Willermoz Antes E Depois Da Revolução Francesa


A Revolução, como se sabe, provocou sob a Convenção e principalmente sob o Governo do Terror a interrupção de toda atividade maçônica (1793-1795), especialmente com a espetacular abdicação do Grão-Mestre Phillippe-Egalité que abandona, em Janeiro de 1793, "a quimera pela realidade", segundo os próprios termos de sua declaração pública. A Franco-Maçonaria não despertará até 1795-96, graças ao esforço e cuidado de Roettiers de Montalean, antigo Venerável Mestre (em 1793) do Centre des Amis.


De fato, para o Regime Escocês Retificado, a etapa na qual os trabalhos estiveram paralisados já havia se iniciado anteriormente, tal como relata Willermoz em sua carta a Charles de Hesse de 10 de Setembro de 1810. E isso em razão dos principais da Ordem, os Grandes Professos (que na continuação veremos quem eram) que, sendo por definição homens da elite, tanto da burguesia quanto da aristocracia, haviam tomado parte ativa nos acontecimentos políticos desde o primeiro momento; muitos eram delegados -tanto do clero, como da nobreza ou do Terceiro Estado - primeiramente nos Estados Gerais, logo na Assembléia Nacional Constituinte na qual estes Estados se transformaram, e alguns foram inclusive eleitos para a Assembléia Legislativa que se seguiu.
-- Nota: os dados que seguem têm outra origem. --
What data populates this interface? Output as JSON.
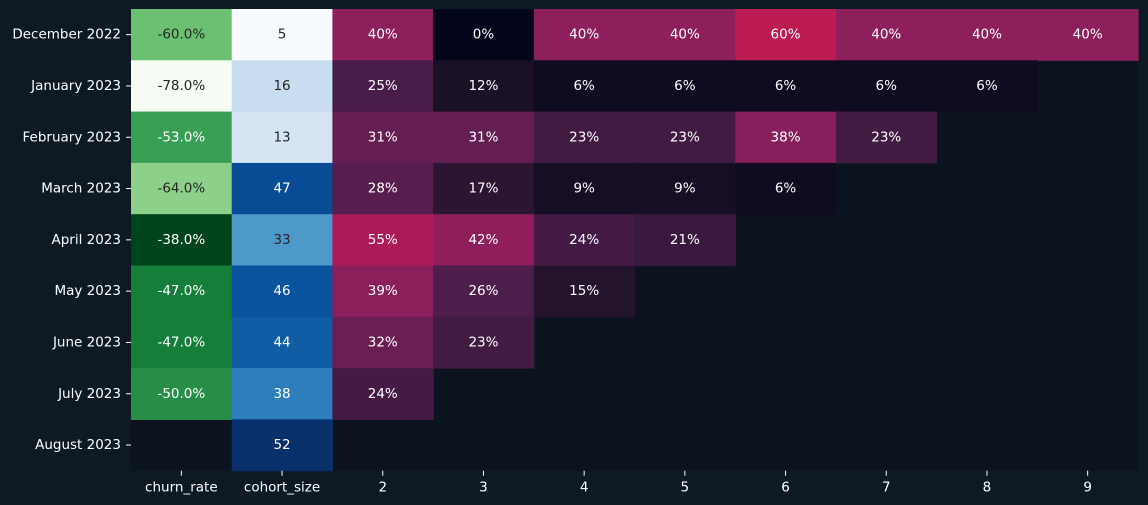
{
  "chart_data": {
    "type": "heatmap",
    "title": "",
    "xlabel": "",
    "ylabel": "",
    "rows": [
      "December 2022",
      "January 2023",
      "February 2023",
      "March 2023",
      "April 2023",
      "May 2023",
      "June 2023",
      "July 2023",
      "August 2023"
    ],
    "columns": [
      "churn_rate",
      "cohort_size",
      "2",
      "3",
      "4",
      "5",
      "6",
      "7",
      "8",
      "9"
    ],
    "churn_rate": [
      -60.0,
      -78.0,
      -53.0,
      -64.0,
      -38.0,
      -47.0,
      -47.0,
      -50.0,
      null
    ],
    "churn_rate_labels": [
      "-60.0%",
      "-78.0%",
      "-53.0%",
      "-64.0%",
      "-38.0%",
      "-47.0%",
      "-47.0%",
      "-50.0%",
      ""
    ],
    "cohort_size": [
      5,
      16,
      13,
      47,
      33,
      46,
      44,
      38,
      52
    ],
    "cohort_size_labels": [
      "5",
      "16",
      "13",
      "47",
      "33",
      "46",
      "44",
      "38",
      "52"
    ],
    "retention": [
      [
        40,
        0,
        40,
        40,
        60,
        40,
        40,
        40
      ],
      [
        25,
        12,
        6,
        6,
        6,
        6,
        6,
        null
      ],
      [
        31,
        31,
        23,
        23,
        38,
        23,
        null,
        null
      ],
      [
        28,
        17,
        9,
        9,
        6,
        null,
        null,
        null
      ],
      [
        55,
        42,
        24,
        21,
        null,
        null,
        null,
        null
      ],
      [
        39,
        26,
        15,
        null,
        null,
        null,
        null,
        null
      ],
      [
        32,
        23,
        null,
        null,
        null,
        null,
        null,
        null
      ],
      [
        24,
        null,
        null,
        null,
        null,
        null,
        null,
        null
      ],
      [
        null,
        null,
        null,
        null,
        null,
        null,
        null,
        null
      ]
    ],
    "retention_labels": [
      [
        "40%",
        "0%",
        "40%",
        "40%",
        "60%",
        "40%",
        "40%",
        "40%"
      ],
      [
        "25%",
        "12%",
        "6%",
        "6%",
        "6%",
        "6%",
        "6%",
        ""
      ],
      [
        "31%",
        "31%",
        "23%",
        "23%",
        "38%",
        "23%",
        "",
        ""
      ],
      [
        "28%",
        "17%",
        "9%",
        "9%",
        "6%",
        "",
        "",
        ""
      ],
      [
        "55%",
        "42%",
        "24%",
        "21%",
        "",
        "",
        "",
        ""
      ],
      [
        "39%",
        "26%",
        "15%",
        "",
        "",
        "",
        "",
        ""
      ],
      [
        "32%",
        "23%",
        "",
        "",
        "",
        "",
        "",
        ""
      ],
      [
        "24%",
        "",
        "",
        "",
        "",
        "",
        "",
        ""
      ],
      [
        "",
        "",
        "",
        "",
        "",
        "",
        "",
        ""
      ]
    ],
    "colors": {
      "page_background": "#0d1923",
      "plot_background": "#0b141e",
      "tick_text": "#ffffff",
      "churn_colormap": "Greens",
      "cohort_colormap": "Blues",
      "retention_colormap": "rocket"
    }
  }
}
Evidentemente o trabalho maçônico se ressentiu, bem como a boa harmonia existente: dividiram-se entre partidários e adversários da Revolução (sendo estes últimos os mais numerosos), o que então resultou em vívidas discussões, nem sempre muito fraternais. Como uma mostra disso, podemos ver o seguinte caso, testemunho das disputas provenientes desde a época dos Estados Gerais, entre dois Grandes Professos, o Cavaleiro de Rachais e o livreiro Périsse-Duluc, o qual compartilhava a opinião de Willermoz em favor da "igualdade nacional e cívica". Como o primeiro reprovava veementemente a atitude do segundo, em nome da preeminência "não somente política, mas também natural" da nobreza, este último lhe replicou que "visto os princípios que ambos professavam" se estimava tão nobre como Rachais e que este último era tão plebeu como ele mesmo. Ao qual o Cavalheiro respondeu em alta voz: "Senhor, Senhor, como irmão da Ordem dos Grandes Professos, eu os quero bem!... (cf. Le Forestier, op. cit., pág. 837). O "nível" maçônico, símbolo da igualdade, por não falar do amor fraternal, estava bem distante de tudo isto.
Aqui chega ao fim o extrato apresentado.